More mindful destruction

It's has felt like a long week. Monday was a holiday, and although it seems to be generally frowned upon to work on such days, I took the opportunity to remove the last of the wattle and daub walls that need to go while we have a container to take it away. Now we have the start of a new hall which will give access to the new guest bathroom and the bedrooms on the first floor. Well, after a bit of work with a chainsaw (which I am not licensed to use, so I don't have one).
New doorway at top of the first stairs.
From the bedroom. The old door, left, will be closed.
Doing a couple of hours every evening after work meant that small tidying jobs quickly added up till the 7 cubic metre container was filled to about 4-5cu.m. Yesterday, we added a bit more as we began to clean down loose clay plaster from the ceilings. In some rooms, we'll leave the beams exposed, meaning the whole fine-coat of plaster has to be removed. Considerably more challenging that I originally though, in terms of the labour and energy needed, scraping away with shovels. A channel was then cut on each site of the beam to allow for nailing in a mesh to support a new layer of either clay or lime-based plaster.

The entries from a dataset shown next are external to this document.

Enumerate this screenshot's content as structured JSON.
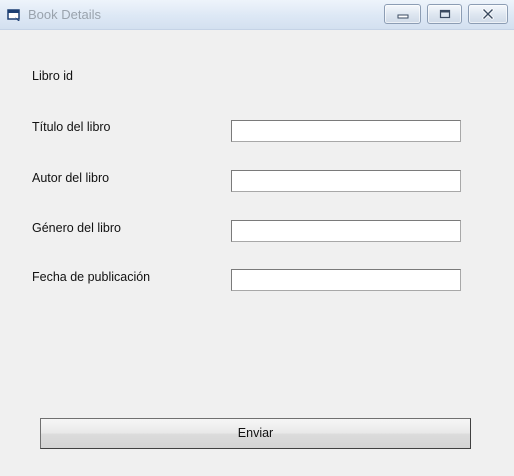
{
  "window": {
    "title": "Book Details"
  },
  "form": {
    "fields": [
      {
        "label": "Libro id",
        "value": ""
      },
      {
        "label": "Título del libro",
        "value": ""
      },
      {
        "label": "Autor del libro",
        "value": ""
      },
      {
        "label": "Género del libro",
        "value": ""
      },
      {
        "label": "Fecha de publicación",
        "value": ""
      }
    ],
    "submit_label": "Enviar"
  },
  "icons": {
    "app": "window-app-icon",
    "minimize": "minimize-icon",
    "maximize": "maximize-icon",
    "close": "close-icon"
  }
}
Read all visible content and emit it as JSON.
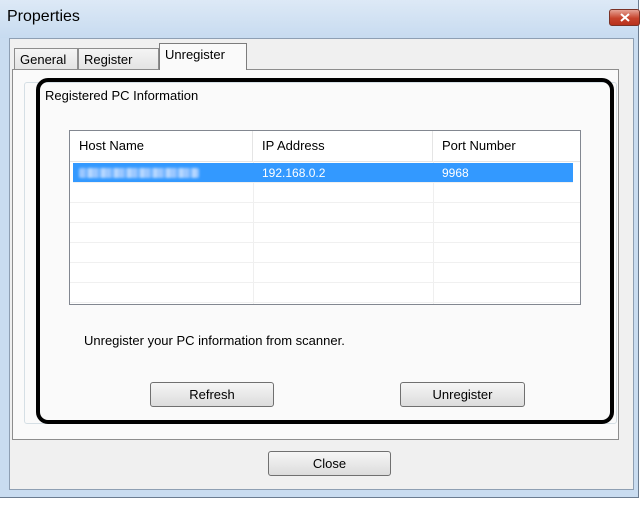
{
  "window": {
    "title": "Properties"
  },
  "tabs": [
    {
      "label": "General",
      "active": false
    },
    {
      "label": "Register",
      "active": false
    },
    {
      "label": "Unregister",
      "active": true
    }
  ],
  "group": {
    "title": "Registered PC Information",
    "columns": [
      "Host Name",
      "IP Address",
      "Port Number"
    ],
    "rows": [
      {
        "host_name": "",
        "ip_address": "192.168.0.2",
        "port_number": "9968",
        "selected": true
      }
    ],
    "info_text": "Unregister your PC information from scanner.",
    "refresh_label": "Refresh",
    "unregister_label": "Unregister"
  },
  "footer": {
    "close_label": "Close"
  },
  "icons": {
    "title_close": "close-icon"
  },
  "colors": {
    "selection": "#3399ff",
    "close_button": "#c7432c",
    "highlight_border": "#000000"
  }
}
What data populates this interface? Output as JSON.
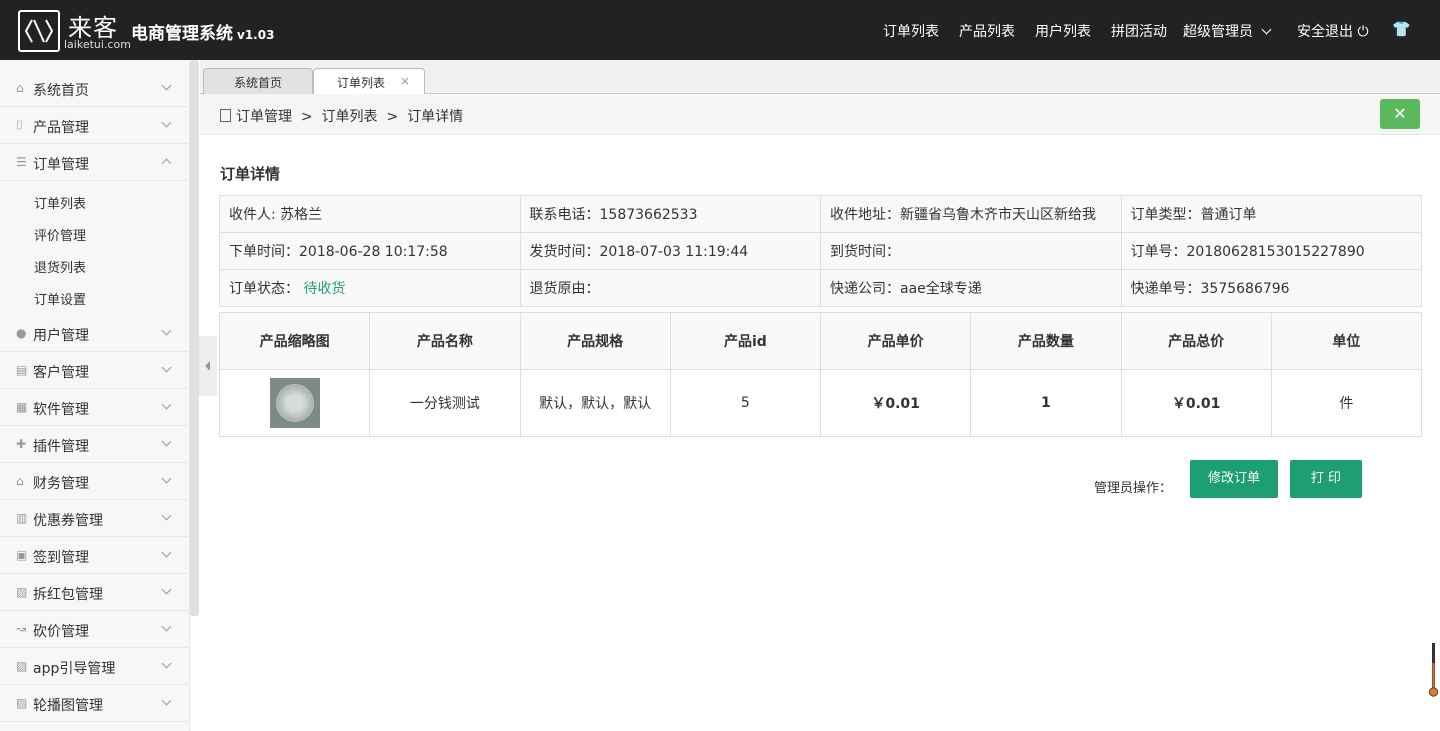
{
  "brand": {
    "name_cn": "来客",
    "name_en": "laiketui.com",
    "system_title": "电商管理系统",
    "version": "v1.03"
  },
  "topnav": {
    "items": [
      "订单列表",
      "产品列表",
      "用户列表",
      "拼团活动"
    ],
    "admin": "超级管理员",
    "logout": "安全退出"
  },
  "sidebar": {
    "items": [
      {
        "label": "系统首页",
        "icon": "home-icon"
      },
      {
        "label": "产品管理",
        "icon": "bag-icon"
      },
      {
        "label": "订单管理",
        "icon": "list-icon"
      },
      {
        "label": "用户管理",
        "icon": "user-icon"
      },
      {
        "label": "客户管理",
        "icon": "doc-icon"
      },
      {
        "label": "软件管理",
        "icon": "grid-icon"
      },
      {
        "label": "插件管理",
        "icon": "puzzle-icon"
      },
      {
        "label": "财务管理",
        "icon": "bank-icon"
      },
      {
        "label": "优惠券管理",
        "icon": "book-icon"
      },
      {
        "label": "签到管理",
        "icon": "clipboard-icon"
      },
      {
        "label": "拆红包管理",
        "icon": "gift-icon"
      },
      {
        "label": "砍价管理",
        "icon": "trend-icon"
      },
      {
        "label": "app引导管理",
        "icon": "image-icon"
      },
      {
        "label": "轮播图管理",
        "icon": "image-icon"
      }
    ],
    "sub_items": [
      "订单列表",
      "评价管理",
      "退货列表",
      "订单设置"
    ]
  },
  "tabs": [
    {
      "label": "系统首页"
    },
    {
      "label": "订单列表",
      "close": "×"
    }
  ],
  "breadcrumb": {
    "root": "订单管理",
    "sep1": ">",
    "mid": "订单列表",
    "sep2": ">",
    "current": "订单详情"
  },
  "close_button": "✕",
  "section_title": "订单详情",
  "info": {
    "row1": [
      "收件人: 苏格兰",
      "联系电话：15873662533",
      "收件地址：新疆省乌鲁木齐市天山区新给我",
      "订单类型：普通订单"
    ],
    "row2": [
      "下单时间：2018-06-28 10:17:58",
      "发货时间：2018-07-03 11:19:44",
      "到货时间：",
      "订单号：20180628153015227890"
    ],
    "status_label": "订单状态：",
    "status_value": "待收货",
    "row3": [
      "退货原由：",
      "快递公司：aae全球专递",
      "快递单号：3575686796"
    ]
  },
  "products": {
    "headers": [
      "产品缩略图",
      "产品名称",
      "产品规格",
      "产品id",
      "产品单价",
      "产品数量",
      "产品总价",
      "单位"
    ],
    "rows": [
      {
        "name": "一分钱测试",
        "spec": "默认，默认，默认",
        "id": "5",
        "unit_price": "￥0.01",
        "qty": "1",
        "total": "￥0.01",
        "unit": "件"
      }
    ]
  },
  "ops": {
    "label": "管理员操作：",
    "edit": "修改订单",
    "print": "打 印"
  },
  "colors": {
    "accent": "#1e9e74",
    "close": "#5cb85c",
    "topbar": "#222222"
  }
}
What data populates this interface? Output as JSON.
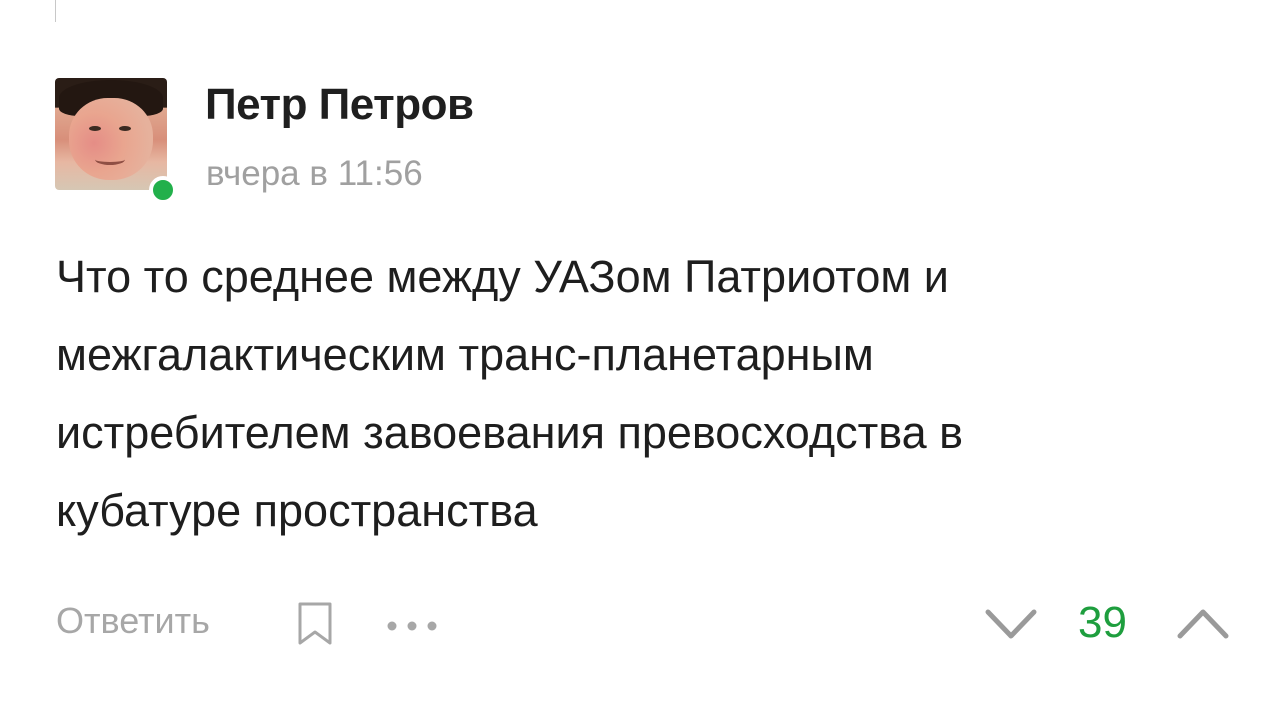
{
  "comment": {
    "author": "Петр Петров",
    "timestamp": "вчера в 11:56",
    "text_lines": [
      "Что то среднее между УАЗом Патриотом и",
      "межгалактическим транс-планетарным",
      "истребителем завоевания превосходства в",
      "кубатуре пространства"
    ],
    "online": true
  },
  "actions": {
    "reply_label": "Ответить",
    "bookmark_icon": "bookmark-icon",
    "more_icon": "more-dots-icon",
    "vote_down_icon": "chevron-down-icon",
    "vote_up_icon": "chevron-up-icon",
    "score": "39"
  },
  "colors": {
    "online": "#22b04b",
    "score": "#1e9e3e",
    "muted": "#a0a0a0",
    "text": "#1e1e1e"
  }
}
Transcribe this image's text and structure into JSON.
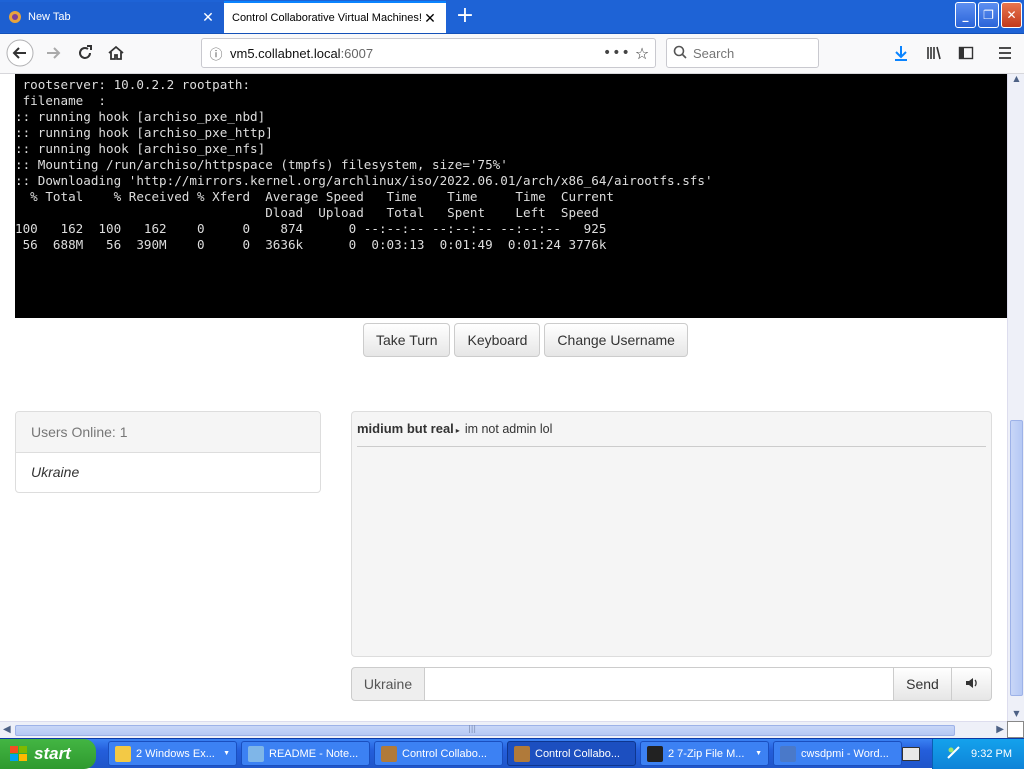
{
  "browser": {
    "tabs": [
      {
        "title": "New Tab",
        "active": false
      },
      {
        "title": "Control Collaborative Virtual Machines!",
        "active": true
      }
    ],
    "url_host": "vm5.collabnet.local",
    "url_port": ":6007",
    "search_placeholder": "Search"
  },
  "terminal": {
    "lines": [
      " rootserver: 10.0.2.2 rootpath:",
      " filename  :",
      ":: running hook [archiso_pxe_nbd]",
      ":: running hook [archiso_pxe_http]",
      ":: running hook [archiso_pxe_nfs]",
      ":: Mounting /run/archiso/httpspace (tmpfs) filesystem, size='75%'",
      ":: Downloading 'http://mirrors.kernel.org/archlinux/iso/2022.06.01/arch/x86_64/airootfs.sfs'",
      "  % Total    % Received % Xferd  Average Speed   Time    Time     Time  Current",
      "                                 Dload  Upload   Total   Spent    Left  Speed",
      "100   162  100   162    0     0    874      0 --:--:-- --:--:-- --:--:--   925",
      " 56  688M   56  390M    0     0  3636k      0  0:03:13  0:01:49  0:01:24 3776k"
    ]
  },
  "controls": {
    "take_turn": "Take Turn",
    "keyboard": "Keyboard",
    "change_username": "Change Username"
  },
  "users": {
    "header": "Users Online: 1",
    "list": [
      "Ukraine"
    ]
  },
  "chat": {
    "messages": [
      {
        "user": "midium but real",
        "text": "im not admin lol"
      }
    ],
    "username": "Ukraine",
    "input_value": "",
    "send_label": "Send"
  },
  "taskbar": {
    "start_label": "start",
    "items": [
      {
        "label": "2 Windows Ex...",
        "icon_color": "#f3c945",
        "active": false,
        "group": true
      },
      {
        "label": "README - Note...",
        "icon_color": "#7fb6e8",
        "active": false,
        "group": false
      },
      {
        "label": "Control Collabo...",
        "icon_color": "#b07a3a",
        "active": false,
        "group": false
      },
      {
        "label": "Control Collabo...",
        "icon_color": "#b07a3a",
        "active": true,
        "group": false
      },
      {
        "label": "2 7-Zip File M...",
        "icon_color": "#222222",
        "active": false,
        "group": true
      },
      {
        "label": "cwsdpmi - Word...",
        "icon_color": "#4a79c9",
        "active": false,
        "group": false
      }
    ],
    "clock": "9:32 PM"
  }
}
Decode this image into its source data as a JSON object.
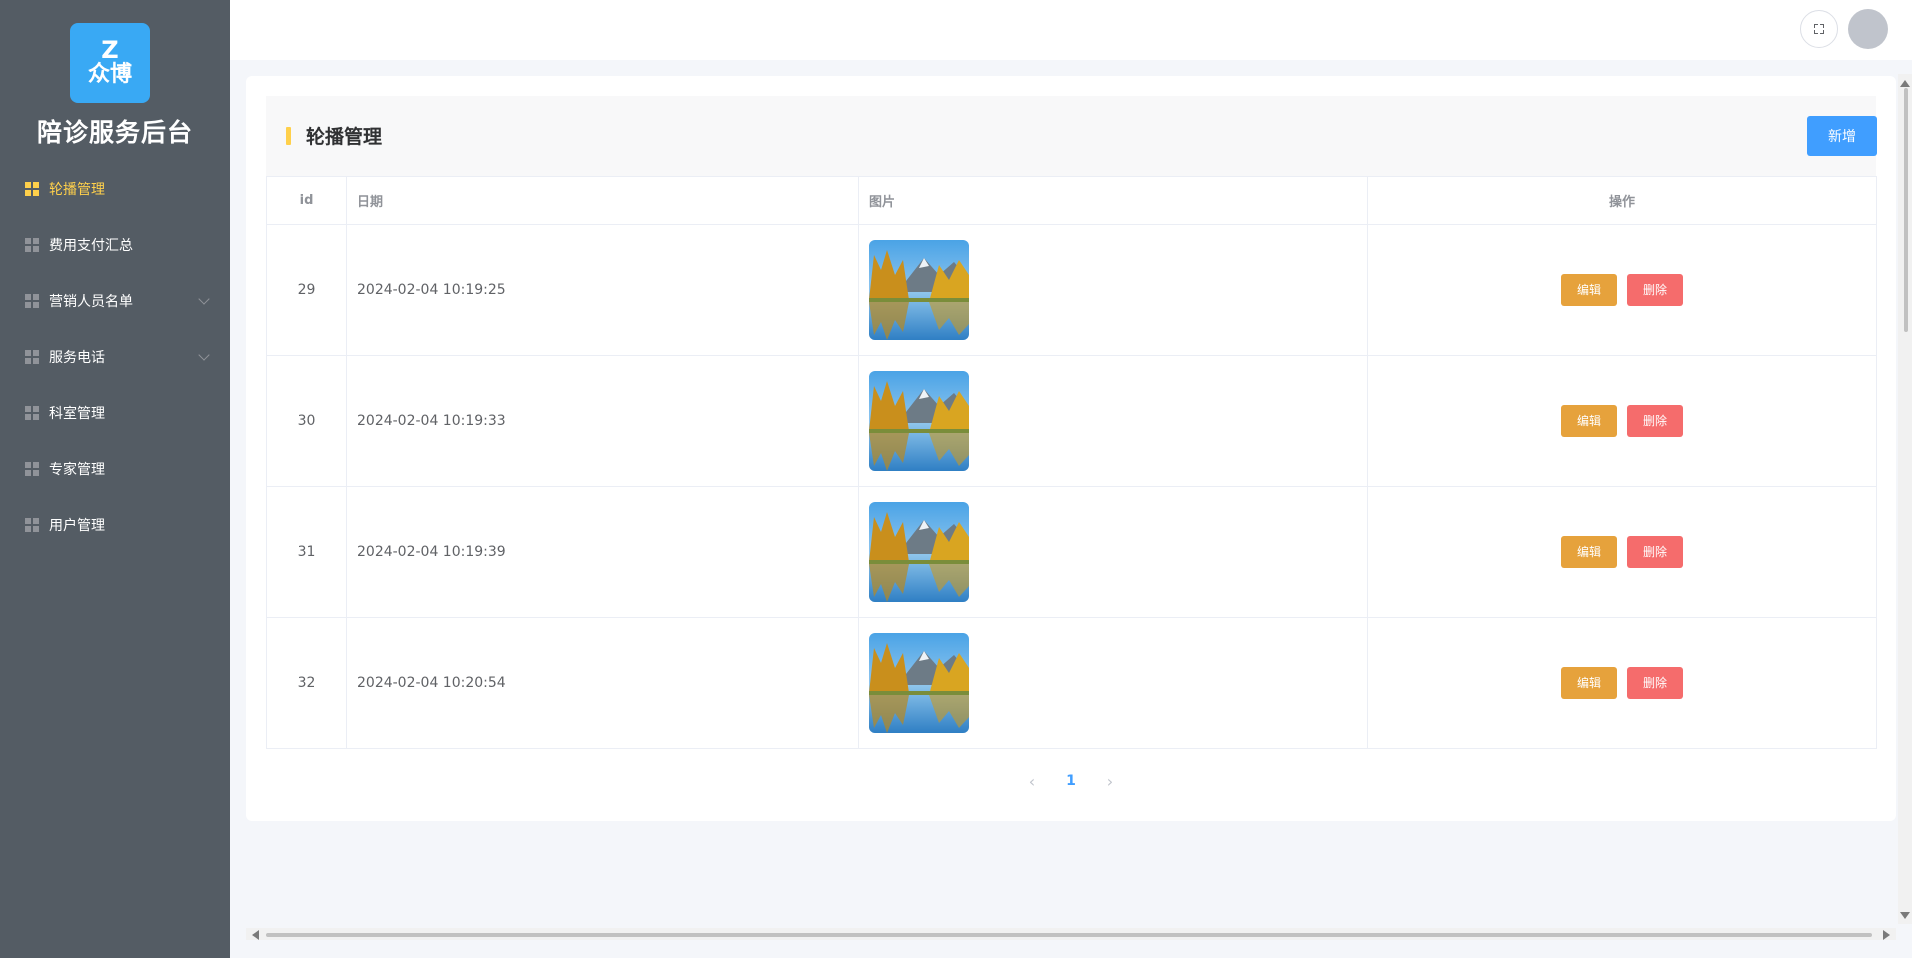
{
  "brand": {
    "logo_letter": "Z",
    "logo_text": "众博",
    "app_title": "陪诊服务后台"
  },
  "sidebar": {
    "items": [
      {
        "label": "轮播管理",
        "active": true
      },
      {
        "label": "费用支付汇总"
      },
      {
        "label": "营销人员名单",
        "expandable": true
      },
      {
        "label": "服务电话",
        "expandable": true
      },
      {
        "label": "科室管理"
      },
      {
        "label": "专家管理"
      },
      {
        "label": "用户管理"
      }
    ]
  },
  "header": {
    "fullscreen_icon": "fullscreen-icon",
    "avatar": "user-avatar"
  },
  "page": {
    "title": "轮播管理",
    "add_label": "新增"
  },
  "table": {
    "columns": [
      "id",
      "日期",
      "图片",
      "操作"
    ],
    "rows": [
      {
        "id": "29",
        "date": "2024-02-04 10:19:25",
        "image": "mountain-lake-thumbnail"
      },
      {
        "id": "30",
        "date": "2024-02-04 10:19:33",
        "image": "mountain-lake-thumbnail"
      },
      {
        "id": "31",
        "date": "2024-02-04 10:19:39",
        "image": "mountain-lake-thumbnail"
      },
      {
        "id": "32",
        "date": "2024-02-04 10:20:54",
        "image": "mountain-lake-thumbnail"
      }
    ],
    "edit_label": "编辑",
    "delete_label": "删除"
  },
  "pagination": {
    "current_page": "1",
    "prev_icon": "chevron-left-icon",
    "next_icon": "chevron-right-icon"
  },
  "colors": {
    "sidebar": "#545c64",
    "active": "#ffd04b",
    "primary": "#409eff",
    "warning": "#e6a23c",
    "danger": "#f56c6c"
  }
}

Dirty work, but looks great after.
The kitchen, see below, also needs to be done like this. The clay here looks burnt, so we're not sure is this from a fire in the past, or if it is simply from decades of open fires in the old bakehouse.

Kitchen ceiling. Not looking forward to doing this.

In those rooms where the beams will be plastered over again, we simply removed the loose material, leaving most of the fine clay layer. In a way, it felt sad to be scraping away this stuff. The decades, or even centuries (at least 1.7 of them!) have left a mini stratigraphy of lime and paint, all taken away in minutes.
Ready for meshing or reed matting.

Having tired of this work on ceilings, which was tough on the shoulders, Joerg and I switched upstairs, where one final, large piece of clay had to go. The bit of ceiling above the new bathroom. This was going to be easier, as we could remove it from above, exactly like I removed the floor of the top attic levels. First step, remove the floor boards above the bathroom. An internal wall will later surround this hole, unfortunately taking a chunk from the room above.

Floorboards gone.
Once the clay and lathes were removed, it gave a nice aerial view of the future bathroom below. Most of the beams running vertically in the photo below will be removed (except those that play a structural role), leaving a bathroom with a 3-4m high ceiling, a real contrast to the low headroom in the rest of the house.

Looking down into the bathroom.
Looking up to the apex of the new gable dormer.
Feels like we're getting really close to actually start putting things back into the building, rather than ripping out!